Namun kedekatan mereka dianggap tabu—terlebih karena Jian menyimpan rahasia gelap: ia membawa tanda “Pengkhianat Istana”.

Hubungan mereka berkembang dari saling menjaga… hingga saling mendambakan.
Tetapi ketika desa diguncang serangkaian kejadian misterius, masa lalu Jian kembali menghantui, dan Mei Lan harus memilih: mengikuti adat atau mengikuti hatinya yang berdegup untuk pria terlarang.

Karya ini diterbitkan atas izin NovelToon S. N. Aida, isi konten hanyalah pandangan pribadi pembuatnya, tidak mewakili NovelToon sendiri

Bab 13 — Jarak yang Melukai

​Sudah tiga hari sejak kembalinya mereka dari batas desa, dan tiga hari sejak Rho Jian dengan dingin menerapkan jarak di antara mereka. Ruangan kecil di atas gudang rempah-rempah Nyonya Liu, yang seharusnya menjadi tempat perlindungan dan keintiman, kini terasa seperti penjara yang dipenuhi kesepian.
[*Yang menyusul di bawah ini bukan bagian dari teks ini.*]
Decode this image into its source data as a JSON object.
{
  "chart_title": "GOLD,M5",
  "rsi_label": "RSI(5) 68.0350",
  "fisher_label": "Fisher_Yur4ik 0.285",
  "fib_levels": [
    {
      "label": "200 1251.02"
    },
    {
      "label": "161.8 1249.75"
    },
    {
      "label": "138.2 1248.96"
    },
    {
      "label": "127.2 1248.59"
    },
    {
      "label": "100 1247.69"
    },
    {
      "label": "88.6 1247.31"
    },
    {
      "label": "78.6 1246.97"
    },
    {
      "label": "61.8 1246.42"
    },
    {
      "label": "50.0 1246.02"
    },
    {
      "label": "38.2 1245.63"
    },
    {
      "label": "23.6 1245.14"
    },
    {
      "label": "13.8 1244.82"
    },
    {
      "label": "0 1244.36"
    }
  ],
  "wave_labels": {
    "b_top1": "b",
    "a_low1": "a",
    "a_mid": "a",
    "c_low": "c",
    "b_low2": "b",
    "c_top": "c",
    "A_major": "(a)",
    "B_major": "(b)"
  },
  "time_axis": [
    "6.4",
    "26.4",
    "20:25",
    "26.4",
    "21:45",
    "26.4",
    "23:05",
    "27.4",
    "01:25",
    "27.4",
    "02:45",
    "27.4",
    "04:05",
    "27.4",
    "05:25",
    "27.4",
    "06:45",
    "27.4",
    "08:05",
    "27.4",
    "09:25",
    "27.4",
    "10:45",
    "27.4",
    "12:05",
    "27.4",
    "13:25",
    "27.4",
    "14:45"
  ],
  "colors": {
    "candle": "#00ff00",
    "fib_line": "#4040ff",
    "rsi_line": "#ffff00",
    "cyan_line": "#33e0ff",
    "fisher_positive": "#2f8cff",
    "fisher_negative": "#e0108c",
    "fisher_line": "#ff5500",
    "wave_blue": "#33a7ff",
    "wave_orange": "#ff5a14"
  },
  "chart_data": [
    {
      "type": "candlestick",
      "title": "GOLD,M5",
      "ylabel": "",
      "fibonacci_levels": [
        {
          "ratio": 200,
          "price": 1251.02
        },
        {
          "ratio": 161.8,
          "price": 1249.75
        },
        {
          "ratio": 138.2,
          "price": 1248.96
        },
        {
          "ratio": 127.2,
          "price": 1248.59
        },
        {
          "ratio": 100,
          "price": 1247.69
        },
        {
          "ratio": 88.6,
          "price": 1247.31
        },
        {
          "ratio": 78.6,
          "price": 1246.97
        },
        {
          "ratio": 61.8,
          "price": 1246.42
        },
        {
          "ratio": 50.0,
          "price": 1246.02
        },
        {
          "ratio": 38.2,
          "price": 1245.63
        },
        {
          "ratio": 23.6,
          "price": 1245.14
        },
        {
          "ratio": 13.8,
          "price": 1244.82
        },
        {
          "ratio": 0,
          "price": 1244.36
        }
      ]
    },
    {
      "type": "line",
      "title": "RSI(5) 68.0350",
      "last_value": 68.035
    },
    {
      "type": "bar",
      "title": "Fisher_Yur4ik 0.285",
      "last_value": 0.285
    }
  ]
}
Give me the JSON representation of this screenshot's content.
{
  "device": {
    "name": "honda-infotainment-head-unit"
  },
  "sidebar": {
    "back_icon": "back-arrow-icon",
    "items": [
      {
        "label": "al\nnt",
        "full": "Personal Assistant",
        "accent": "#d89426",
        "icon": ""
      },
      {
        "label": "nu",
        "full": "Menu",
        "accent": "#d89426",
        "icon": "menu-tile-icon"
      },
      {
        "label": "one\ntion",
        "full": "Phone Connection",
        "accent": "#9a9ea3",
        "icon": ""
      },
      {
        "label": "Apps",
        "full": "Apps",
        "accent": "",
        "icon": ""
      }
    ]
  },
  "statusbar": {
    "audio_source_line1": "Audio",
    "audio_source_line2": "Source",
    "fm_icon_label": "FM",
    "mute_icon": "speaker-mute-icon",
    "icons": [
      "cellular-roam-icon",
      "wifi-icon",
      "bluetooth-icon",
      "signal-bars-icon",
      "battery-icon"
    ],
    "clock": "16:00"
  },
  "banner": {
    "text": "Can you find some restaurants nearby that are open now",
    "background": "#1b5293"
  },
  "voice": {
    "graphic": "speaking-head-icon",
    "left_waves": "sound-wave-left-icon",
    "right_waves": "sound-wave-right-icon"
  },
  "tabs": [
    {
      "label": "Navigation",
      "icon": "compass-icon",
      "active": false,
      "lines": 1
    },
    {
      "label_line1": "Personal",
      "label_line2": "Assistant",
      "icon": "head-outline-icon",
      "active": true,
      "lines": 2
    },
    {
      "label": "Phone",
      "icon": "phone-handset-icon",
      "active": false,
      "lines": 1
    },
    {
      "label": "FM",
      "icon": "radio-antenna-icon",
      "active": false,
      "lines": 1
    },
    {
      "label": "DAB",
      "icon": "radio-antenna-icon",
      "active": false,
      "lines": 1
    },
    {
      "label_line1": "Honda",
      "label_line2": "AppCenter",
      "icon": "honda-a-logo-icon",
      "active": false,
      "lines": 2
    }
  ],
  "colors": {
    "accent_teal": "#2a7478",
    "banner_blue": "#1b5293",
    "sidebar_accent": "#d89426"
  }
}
​Aroma rempah-rempah yang tajam—kapulaga, adas, dan kayu manis—menjadi satu-satunya teman Mei Lan. Aroma itu seolah mencoba menutupi bau kulit dan keringat Rho Jian, yang masih tertinggal di udara, pengingat yang menyiksa akan kehangatan yang kini ditolak.

​Mei Lan duduk di bangku kayunya, mencoba menenun. Benang-benang sutra yang ia tenun untuk Nyonya Liu adalah proyek paling rumit dalam hidupnya. Pakaian itu harus memancarkan otoritas dan keanggunan. Ia harus sempurna untuk membebaskan Jian. Namun, fokusnya hilang. Setiap kali ia mencoba melewati benang pakan, tangannya gemetar.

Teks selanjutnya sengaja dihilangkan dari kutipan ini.